Monday, October 3, 2016

The Power by Frank M. Robinson

I haven't coughed in 3 days. Last night, I start coughing again. Back to hot honey and lemon juice, which are not doing my teeth any favors, let me tell you.

I watched The Power with George Hamilton and Suzanne Pleshette as a child. IMDB says it came out in 1968 (before I was born) so I probably saw it on HBO sometime in the early 80s in my preteen years. I have a vague memory of writing fanfic about it, although that might be mixing it up with Scanners, another telekinetic thriller that left an impression and an obsession with movies starring Michael Ironside. I was young enough not to notice the movie was based on a book.

Amazon now sells The Power as a DVD, so in my very recent rewatch, I learned about the book. Amazon also provided a dealer of the unrevised 1957 version so I didn't have to cope with the "updated" 90s version that has come out since. The reviews were disappointed in that one, and preferred the original.

I hate revised books, btw, even when its the author's idea. You published; it's out there. Cope by writing another book if you're that unhappy.

Normally, I like the version I encounter first. If it's the book, I like the book better. If it's the movie, I like the movie better. I'm torn on this one.

I liked the book a lot. It was tense, dark, logical and tightly written. I didn't mind where the movie varied. Some made a lot of sense - the removal of Marge as a companion, for one, which added to the tension.
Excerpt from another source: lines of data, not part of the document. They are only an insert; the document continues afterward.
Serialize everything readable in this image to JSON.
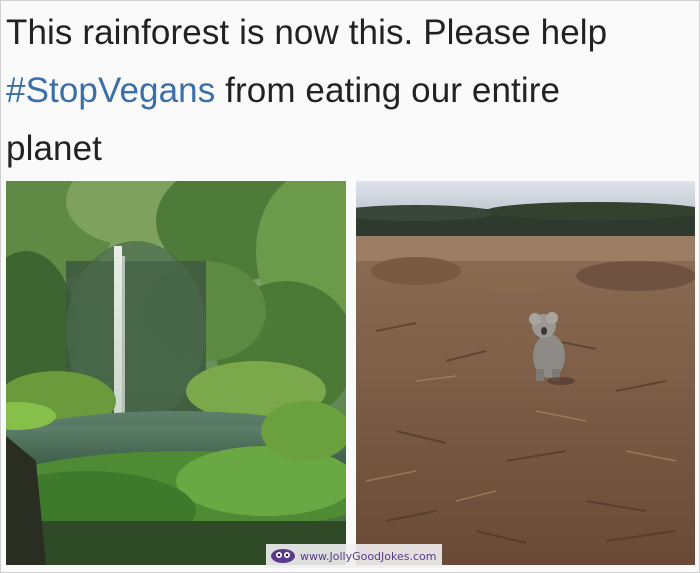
{
  "caption": {
    "line1": "This rainforest is now this. Please help",
    "hashtag": "#StopVegans",
    "line2_rest": " from eating our entire",
    "line3": "planet"
  },
  "images": {
    "left_icon": "rainforest-waterfall-photo",
    "right_icon": "deforested-land-koala-photo"
  },
  "watermark": {
    "text": "www.JollyGoodJokes.com",
    "icon": "jollygoodjokes-logo-icon"
  },
  "colors": {
    "hashtag": "#3a6fa8",
    "text": "#222222",
    "watermark": "#5b3a8c"
  }
}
Even knowing how I expected it to end didn't make it boring, because there were enough differences I wasn't sure it would end the same.

It didn't. It ended as most early scifi ends, on a sour note.

I like the movie ending better. I suspect, in the future, I will treat it as William Goldman treated the end of The Princess Bride as read by his father. Don't know what that means? Read the book. It's good, and the movie makes a lot more sense after.

I have two other gripes. First, the protagonist is "Jim" in the movie and "Bill" in the book. I have no idea why, and it annoys me when names get changed for no obvious reason. Maybe George didn't want to play a "Bill." Second, a tendency to run-on sentences. Should I read it again, I may just add a few semicolons in my copy.

Those are small, very personal gripes about what was otherwise an interesting adventure, so I give the book 5 stars.

Applaud the jellyfish.

Spoiler: A dog is killed in this book. Normally, that would make me close the cover, pitch it in the trash and never think on it again, but, frankly, I could see it coming, it wasn't dwelt on, and it didn't seem to be thrown in just to get me upset. I've moved on with my life, but I'll understand if that's too much for you.